Company’s directors and supervisory bodies play an important role. For example, they are collectively responsible for the compliance of the (consolidated) financial statements, (consolidated) annual/governance reports and (consolidated) corporate governance statements with the CSRD. Moreover, the reporting should also provide information about the role and expertise that these directors and supervisory bodies have regarding ESG.

 

It remains to be seen how these obligations will translate into practice. In any case, it is important that companies develop an internal policy that allows them to collect and centralise the information necessary for sustainability reporting. This will also require companies to have the right underlying mechanisms, strategy and information in place to be able to comply with this reporting obligation (e.g. an anti-corruption policy). It will be important for companies to be well aware of whom they are trading with and where their products come from.

 

Why is the CSRD also important for companies falling outside its scope?  

 

The CSRD will have an impact not only on the companies covered but also on other companies.

 

Companies that fall under the scope of the CSRD can only fulfil their reporting obligation if they receive the information required for this purpose from their own suppliers. They must report not only on their own performance, but also on that of their value chain, including their suppliers (even those outside the European Union). Companies targeted by the CSRD will thus impose certain requirements on their value chain, e.g. through contractual obligations, and will also request sustainability information.

 

A company that does not fall within the scope of the CSRD (such as an unlisted SME) therefore has every interest in drawing up or updating a sustainability strategy if it wishes to continue to cooperate in the future, directly or indirectly, with companies that do fall within the scope.

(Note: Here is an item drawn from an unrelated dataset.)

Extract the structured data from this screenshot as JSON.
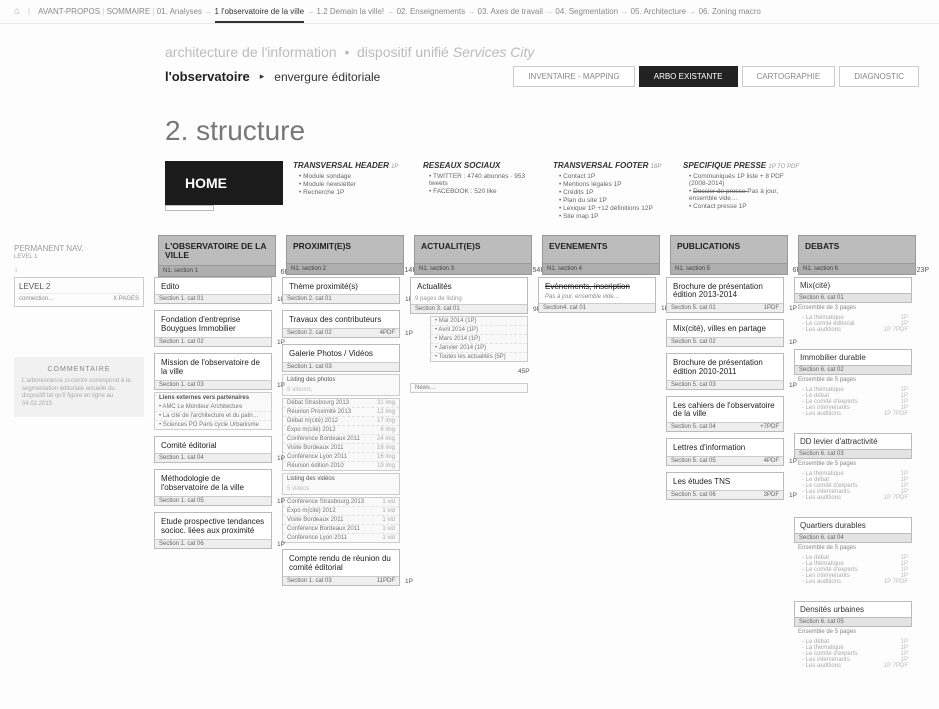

In addition, voluntary reporting in certain sectors can provide a competitive advantage over companies that do not report.

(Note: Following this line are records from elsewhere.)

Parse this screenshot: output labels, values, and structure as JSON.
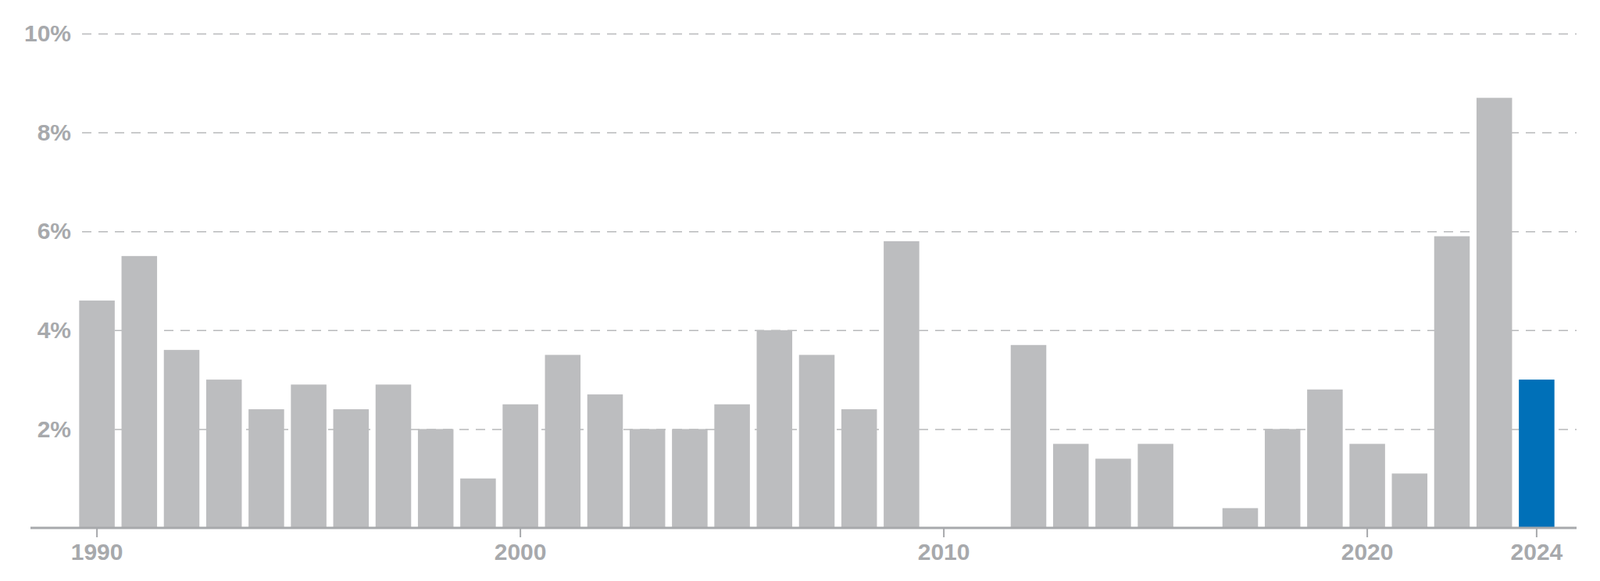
{
  "chart_data": {
    "type": "bar",
    "categories": [
      "1990",
      null,
      null,
      null,
      null,
      null,
      null,
      null,
      null,
      null,
      "2000",
      null,
      null,
      null,
      null,
      null,
      null,
      null,
      null,
      null,
      "2010",
      null,
      null,
      null,
      null,
      null,
      null,
      null,
      null,
      null,
      "2020",
      null,
      null,
      null,
      "2024"
    ],
    "values": [
      4.6,
      5.5,
      3.6,
      3.0,
      2.4,
      2.9,
      2.4,
      2.9,
      2.0,
      1.0,
      2.5,
      3.5,
      2.7,
      2.0,
      2.0,
      2.5,
      4.0,
      3.5,
      2.4,
      5.8,
      0,
      0,
      3.7,
      1.7,
      1.4,
      1.7,
      0,
      0.4,
      2.0,
      2.8,
      1.7,
      1.1,
      5.9,
      8.7,
      3.0
    ],
    "colors": [
      "#bcbdbf",
      "#bcbdbf",
      "#bcbdbf",
      "#bcbdbf",
      "#bcbdbf",
      "#bcbdbf",
      "#bcbdbf",
      "#bcbdbf",
      "#bcbdbf",
      "#bcbdbf",
      "#bcbdbf",
      "#bcbdbf",
      "#bcbdbf",
      "#bcbdbf",
      "#bcbdbf",
      "#bcbdbf",
      "#bcbdbf",
      "#bcbdbf",
      "#bcbdbf",
      "#bcbdbf",
      "#bcbdbf",
      "#bcbdbf",
      "#bcbdbf",
      "#bcbdbf",
      "#bcbdbf",
      "#bcbdbf",
      "#bcbdbf",
      "#bcbdbf",
      "#bcbdbf",
      "#bcbdbf",
      "#bcbdbf",
      "#bcbdbf",
      "#bcbdbf",
      "#bcbdbf",
      "#0070b8"
    ],
    "ylim": [
      0,
      10
    ],
    "yticks": [
      {
        "value": 2,
        "label": "2%"
      },
      {
        "value": 4,
        "label": "4%"
      },
      {
        "value": 6,
        "label": "6%"
      },
      {
        "value": 8,
        "label": "8%"
      },
      {
        "value": 10,
        "label": "10%"
      }
    ],
    "grid": true
  }
}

Moreover, the European Commission is also expected to develop standards for SMEs that wish to report voluntarily by 30 June 2024.

 

Conclusion

 

Although the first reporting requirements under the CSRD do not apply until 1 January 2025 (with respect to fiscal year 2024), every company has an interest in getting prepared.

 

Not only will your company demonstrate the importance it attaches to sustainability, but it will also be ready to meet the requirements that the companies targeted by the CSRD will impose on their suppliers. Competitively, this will immediately put your company one step ahead.

 

For more information on this topic, please contact Geert De Buyzer, Liesbeth Truyens, Marie-Aude Deslandes or Celine De Buck.

 



[1] Certain listed companies, credit institutions and insurance undertakings were already covered by the NFRD.

[2] E.g., the statutory auditor (and probably new players in the future).

[3] With a limited degree of certainty.